Creio que Henri Nouwen expressou bem o que é SER Igreja:
“A Igreja é o povo de Deus. A palavra latina para “igreja”, ecclesia, origina-se do grego ek, que significa “fora”, e kaleo, “chamar”. A Igreja é o povo de Deus chamado a sair da escravidão para a liberdade, do pecado para a salvação, do desespero para a esperança, da escuridão para a luz, de uma existência centrada na morte para uma existência centrada na vida.
Quando pensamos na Igreja, devemos pensar num corpo de pessoas viajando juntas. Temos que imaginar as mulheres e os homens e as crianças de todas as idades, raças e sociedades apoiando-se um ao outro nas suas longas e, muitas vezes, cansativas jornadas para a morada celestial.”
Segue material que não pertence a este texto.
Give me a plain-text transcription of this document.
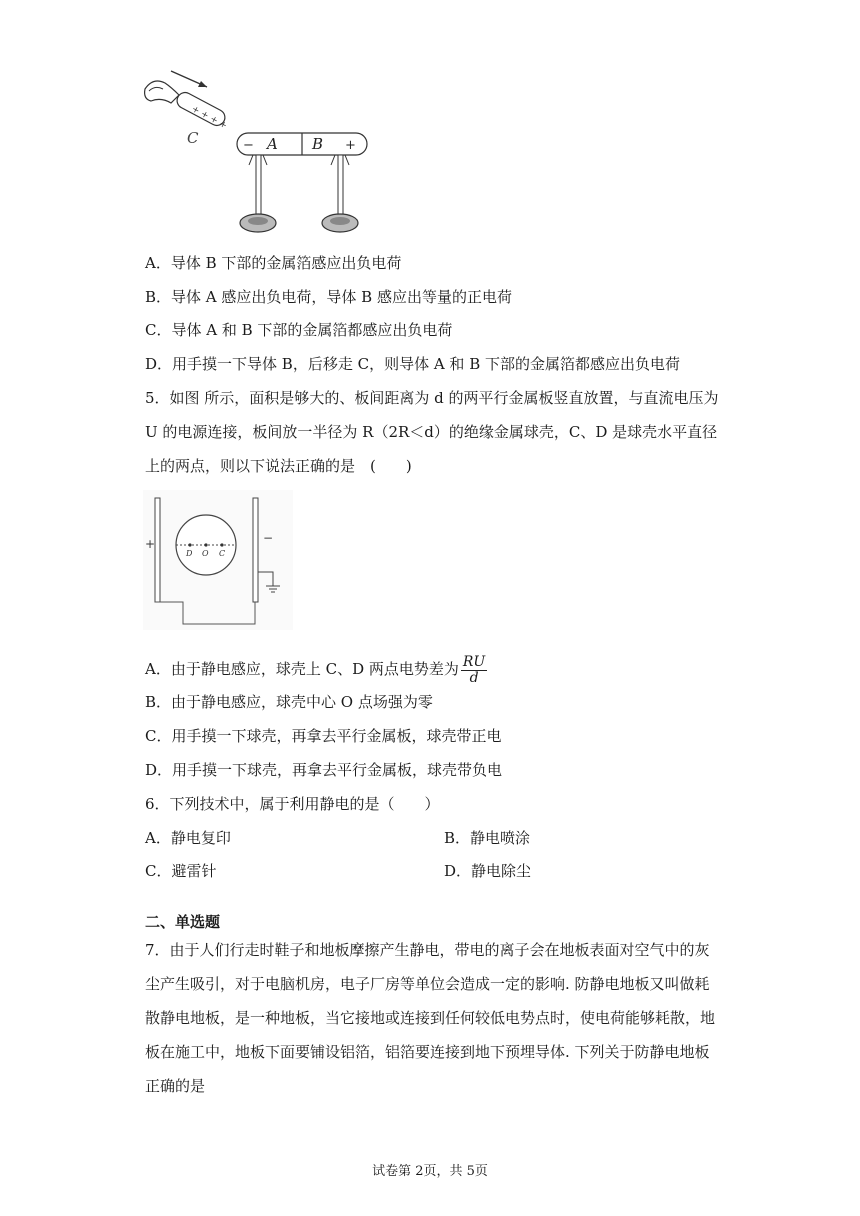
+ + + +
C	− A B +
A．导体 B 下部的金属箔感应出负电荷
B．导体 A 感应出负电荷，导体 B 感应出等量的正电荷
C．导体 A 和 B 下部的金属箔都感应出负电荷
D．用手摸一下导体 B，后移走 C，则导体 A 和 B 下部的金属箔都感应出负电荷
5．如图 所示，面积是够大的、板间距离为 d 的两平行金属板竖直放置，与直流电压为
U 的电源连接，板间放一半径为 R（2R＜d）的绝缘金属球壳，C、D 是球壳水平直径
上的两点，则以下说法正确的是　(　　)
+	−
D O C
A．由于静电感应，球壳上 C、D 两点电势差为 $\frac{RU}{d}$
B．由于静电感应，球壳中心 O 点场强为零
C．用手摸一下球壳，再拿去平行金属板，球壳带正电
D．用手摸一下球壳，再拿去平行金属板，球壳带负电
6．下列技术中，属于利用静电的是（　　）
A．静电复印	B．静电喷涂
C．避雷针	D．静电除尘
二、单选题
7．由于人们行走时鞋子和地板摩擦产生静电，带电的离子会在地板表面对空气中的灰
尘产生吸引，对于电脑机房，电子厂房等单位会造成一定的影响. 防静电地板又叫做耗
散静电地板，是一种地板，当它接地或连接到任何较低电势点时，使电荷能够耗散，地
板在施工中，地板下面要铺设铝箔，铝箔要连接到地下预埋导体. 下列关于防静电地板
正确的是
试卷第 2页，共 5页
Note que Igreja é povo de Deus, não indivíduo de Deus. Igreja são pessoas, nunca uma pessoa só.
Muitos argumentam que não estão questionando a validade da comunhão, que praticam comunhão em casas onde compartilham sua fé enquanto comem e bebem alguma coisa. Essa é sua igreja. Eu não questiono sob hipótese alguma esse tipo de experiência. Com certeza posso cultuar com pessoas em reuniões nos lares. A maioria das igrejas em países fechados acontecem assim. Talvez mesmo vivendo num país onde há liberdade de culto, eu deva praticar o pequeno grupo. Mas, pessoalmente, eu sinto falta de certas coisas que uma reunião nos lares simplesmente torna impraticável.
Grupos pequenos geralmente se reunem por afinidade e/ou geografia. Por isso, raramente transpõem barreiras sociais. Dificilmente pessoas alheias ao grupo terão acesso às suas reuniões (qual foi a última vez que você teve um mendigo em seu grupo pequeno?). Nas reuniões congregacionais maiores encontro a oportunidade de me relacionar – ainda que superficialmente – com uma variedade maior de pessoas – as mulheres e os homens e as crianças de todas as idades, raças e sociedades, do texto de Nouwen. Tal encontro abre possibilidades incríveis de ministração do Espírito em minha vida.
Eu também gosto da vibração musical quando a banda toca e me convida a cantar junto canções que expressam meu amor e sentimentos por Jesus e Sua Causa. Difícil encontrar uma banda de rock tocando em grupos pequenos. E por mais que eu goste da informalidade do diálogo e das conversações sobre a fé, da troca de experiências e questionamentos que acontecem nos encontros informais, sinto que preciso também ouvir um bom sermão que me exorte, edifique e console. De um modo geral, sermões (ou pregações) não se encaixam bem em reuniões caseiras – o próprio ambiente pede algo mais conversacional. Além disso, eu reconheço a grande quantidade de dons e talentos distribuídos por Cristo à Sua Igreja e encontro muito mais oportunidades de ver esses dons sendo exercitados em reuniões congregacionais maiores do que nos pequenos grupos.
Bom, estes são alguns motivos que me levam a perseverar na igreja e crer como Rich Mullins que mesmo uma hora numa igreja ruim é melhor que não ir a nenhuma igreja.
Finalmente, eu acredito que SER Igreja é infinitamente mais importante do que simplesmente IR a uma igreja. Todavia, me pergunto seria possível, a longo prazo, SER sem nunca IR?